After having a great conversation with a sista about Nanny of the Maroons in Jamaica... she sent me this link and I want people to see the reference of her African spiritual background in the second section of this thread... once you're done reading this and you don't know about Queen Nanny please read up about her in history HERE:
Queen Nanny of the Windward Maroons has largely been ignored by historians who have restricted their focus to male figures in Maroon history. However, amongst the Maroons themselves she is held in the highest esteem. Biographical information on Queen Nanny is somewhat vague, with her being mentioned only four times in written historical texts and usually in somewhat derogatory terms. However, she is held up as the most important figure in Maroon history. She was the spiritual, cultural and military leader of the Windward Maroons and her importance stems from the fact that she guided the Maroons through the most intense period of their resistance against the British, between 1725 and 1740.
Queen Nanny is presumed to have been born around the 1680’s in Africa’s Gold Coast (now known as Ghana). She was reported to belong to either the Ashanti or Akan tribe and came to Jamaica as a free woman. It is possible that Queen Nanny brought slaves of her own, reportedly being of royal African blood. It was not uncommon for African dignitaries to keep slaves. She was said to be married to a man named Adou, but had no children. She died in the 1730’s.
Moore Town is now the primary town of the Windward Maroons – it was founded in 1734 after the British destroyed the original Maroon town, which was known as ‘Nanny Town’.
Historical Maroon Identity and CultureSlaves imported to Jamaica from Africa came from the Gold Coast, the Congo and Madagascar. The dominant group among Maroon communities was from the Gold Coast. In Jamaica this group was referred to as Coromantie or Koromantee. They were fierce and ferocious fighters with a preference for resistance, survival and above all freedom and refused to become slaves. Between 1655 until the 1830’s they led most of the slave rebellions in Jamaica.
Spiritual life was of the utmost importance to the Maroons which was incorporated into every aspect of life, from child rearing to military strategies. Almost every slave rebellion involved African spiritual practices. Leaders, such as Queen Nanny usually practiced Obeah and were able to instill confidence in their followers. Spiritual practices such as Obeah (and voodoo in Haiti) evolved from Africa, and during slavery times were of great significance to the black population. However, under colonial rule as Western culture was imposed on the Caribbean, these African practices became ‘outlawed’ and took on negative connotations.
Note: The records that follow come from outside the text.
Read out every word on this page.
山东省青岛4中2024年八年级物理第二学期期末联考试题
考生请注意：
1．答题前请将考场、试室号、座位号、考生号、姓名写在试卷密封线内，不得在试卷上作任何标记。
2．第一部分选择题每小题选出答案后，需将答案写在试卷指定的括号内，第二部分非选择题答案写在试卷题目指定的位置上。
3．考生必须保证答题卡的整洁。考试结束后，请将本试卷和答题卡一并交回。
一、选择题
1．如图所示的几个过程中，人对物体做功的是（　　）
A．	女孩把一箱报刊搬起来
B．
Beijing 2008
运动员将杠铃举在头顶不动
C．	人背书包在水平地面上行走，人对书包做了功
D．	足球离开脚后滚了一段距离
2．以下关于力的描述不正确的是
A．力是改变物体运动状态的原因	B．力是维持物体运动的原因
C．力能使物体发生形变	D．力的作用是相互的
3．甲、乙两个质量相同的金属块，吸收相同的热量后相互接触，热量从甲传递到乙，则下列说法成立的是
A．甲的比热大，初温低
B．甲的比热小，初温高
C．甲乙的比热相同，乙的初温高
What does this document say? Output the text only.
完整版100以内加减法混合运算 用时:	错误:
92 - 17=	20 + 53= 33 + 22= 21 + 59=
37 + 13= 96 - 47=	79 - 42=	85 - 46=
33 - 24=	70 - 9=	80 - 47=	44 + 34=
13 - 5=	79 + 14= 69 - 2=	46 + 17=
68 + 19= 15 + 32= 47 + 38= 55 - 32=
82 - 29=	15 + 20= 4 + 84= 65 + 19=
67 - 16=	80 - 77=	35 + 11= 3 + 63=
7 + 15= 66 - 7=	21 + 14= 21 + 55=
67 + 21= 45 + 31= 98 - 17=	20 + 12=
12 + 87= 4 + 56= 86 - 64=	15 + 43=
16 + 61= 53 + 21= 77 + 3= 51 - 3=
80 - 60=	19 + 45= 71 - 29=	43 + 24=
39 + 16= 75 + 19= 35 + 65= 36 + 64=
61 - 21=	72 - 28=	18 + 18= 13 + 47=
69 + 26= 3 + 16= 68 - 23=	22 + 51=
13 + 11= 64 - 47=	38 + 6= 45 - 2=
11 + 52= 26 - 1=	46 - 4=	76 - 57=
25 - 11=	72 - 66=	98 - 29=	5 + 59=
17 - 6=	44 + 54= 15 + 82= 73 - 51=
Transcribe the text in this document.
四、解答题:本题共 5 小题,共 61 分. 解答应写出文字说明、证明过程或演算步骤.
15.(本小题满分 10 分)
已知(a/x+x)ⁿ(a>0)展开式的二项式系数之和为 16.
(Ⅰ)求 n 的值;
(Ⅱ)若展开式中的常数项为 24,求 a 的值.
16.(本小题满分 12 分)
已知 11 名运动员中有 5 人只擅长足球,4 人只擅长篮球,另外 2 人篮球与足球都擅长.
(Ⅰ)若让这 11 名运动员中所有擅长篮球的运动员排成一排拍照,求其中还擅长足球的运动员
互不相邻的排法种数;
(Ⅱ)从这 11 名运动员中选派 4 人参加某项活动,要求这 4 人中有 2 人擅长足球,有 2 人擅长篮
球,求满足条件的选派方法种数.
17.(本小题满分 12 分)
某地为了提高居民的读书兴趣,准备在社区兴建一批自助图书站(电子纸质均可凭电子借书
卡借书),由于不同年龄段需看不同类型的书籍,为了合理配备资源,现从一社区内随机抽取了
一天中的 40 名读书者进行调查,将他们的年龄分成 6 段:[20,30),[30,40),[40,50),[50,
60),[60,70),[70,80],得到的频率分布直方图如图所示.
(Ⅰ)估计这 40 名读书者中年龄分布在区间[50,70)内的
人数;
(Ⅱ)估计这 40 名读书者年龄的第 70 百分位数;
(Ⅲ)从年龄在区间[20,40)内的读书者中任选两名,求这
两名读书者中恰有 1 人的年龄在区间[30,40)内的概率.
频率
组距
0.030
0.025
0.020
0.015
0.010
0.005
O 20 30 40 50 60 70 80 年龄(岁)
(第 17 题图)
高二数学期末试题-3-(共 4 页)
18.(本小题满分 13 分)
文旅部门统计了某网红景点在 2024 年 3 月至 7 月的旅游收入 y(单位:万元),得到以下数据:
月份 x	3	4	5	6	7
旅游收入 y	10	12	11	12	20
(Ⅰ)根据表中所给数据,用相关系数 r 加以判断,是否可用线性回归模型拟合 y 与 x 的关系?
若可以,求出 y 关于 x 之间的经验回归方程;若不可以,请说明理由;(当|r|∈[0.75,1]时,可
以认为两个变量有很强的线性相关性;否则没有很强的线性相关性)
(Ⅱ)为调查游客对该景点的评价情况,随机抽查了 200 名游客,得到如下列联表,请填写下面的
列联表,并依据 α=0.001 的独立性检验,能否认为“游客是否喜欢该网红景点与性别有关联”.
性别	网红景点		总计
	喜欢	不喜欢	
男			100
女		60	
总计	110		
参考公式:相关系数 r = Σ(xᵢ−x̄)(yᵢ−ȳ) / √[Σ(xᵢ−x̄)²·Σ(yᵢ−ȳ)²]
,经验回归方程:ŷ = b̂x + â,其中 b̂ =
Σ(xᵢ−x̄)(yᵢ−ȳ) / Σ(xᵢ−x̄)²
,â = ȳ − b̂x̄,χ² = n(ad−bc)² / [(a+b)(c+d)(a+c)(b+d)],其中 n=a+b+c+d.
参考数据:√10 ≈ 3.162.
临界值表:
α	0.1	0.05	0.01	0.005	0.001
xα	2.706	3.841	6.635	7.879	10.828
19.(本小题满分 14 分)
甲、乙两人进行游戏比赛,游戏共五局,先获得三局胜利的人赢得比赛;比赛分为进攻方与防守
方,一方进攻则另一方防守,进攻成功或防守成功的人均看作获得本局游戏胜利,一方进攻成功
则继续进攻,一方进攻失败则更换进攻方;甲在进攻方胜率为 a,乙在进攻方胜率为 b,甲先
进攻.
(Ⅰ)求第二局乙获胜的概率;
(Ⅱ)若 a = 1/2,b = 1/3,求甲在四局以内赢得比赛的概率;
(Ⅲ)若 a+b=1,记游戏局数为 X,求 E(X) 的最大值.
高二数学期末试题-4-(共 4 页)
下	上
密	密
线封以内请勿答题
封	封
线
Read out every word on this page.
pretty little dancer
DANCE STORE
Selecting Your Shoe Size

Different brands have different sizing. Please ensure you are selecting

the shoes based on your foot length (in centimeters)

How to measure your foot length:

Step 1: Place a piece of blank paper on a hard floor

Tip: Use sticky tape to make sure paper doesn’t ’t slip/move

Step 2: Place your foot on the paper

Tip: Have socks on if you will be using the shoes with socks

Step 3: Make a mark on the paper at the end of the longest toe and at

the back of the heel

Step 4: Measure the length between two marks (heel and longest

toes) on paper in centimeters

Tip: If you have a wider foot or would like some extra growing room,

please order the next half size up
Among Maroon culture, their ancestors are revered and their importance to everyday life is recognized. The past is a source of pride which is both taught and shared. Amongst modern day Maroons, the history of their resistance against slavery is an extreme form of pride that forms a large part of Maroon identity. The story of the Maroons endurance and ability to hold off the British troops for almost eighty years is one that has never been repeated in history. What saw the Maroons through to freedom were their unfailing courage and determination. Their resistance to slavery drew on the strength of their memory of Africa and its culture. Their African culture and identity instilled in them great confidence and self esteem. So much so, that this diluted the stigma of inferiority imposed by the plantocracy. Therefore, the resistance against slavery by the Maroons was a defense of their culture and identity, their spiritual and political values and preservation of African civilization. This is why Maroon ancestors are an integral part of their day to day lives. At each annual Maroon celebration of the 1739 Peace Treaties there is a ‘private’ element of the festivities at which only Maroons may attend, where the ancestors are said to visit, including Queen Nanny who is honored.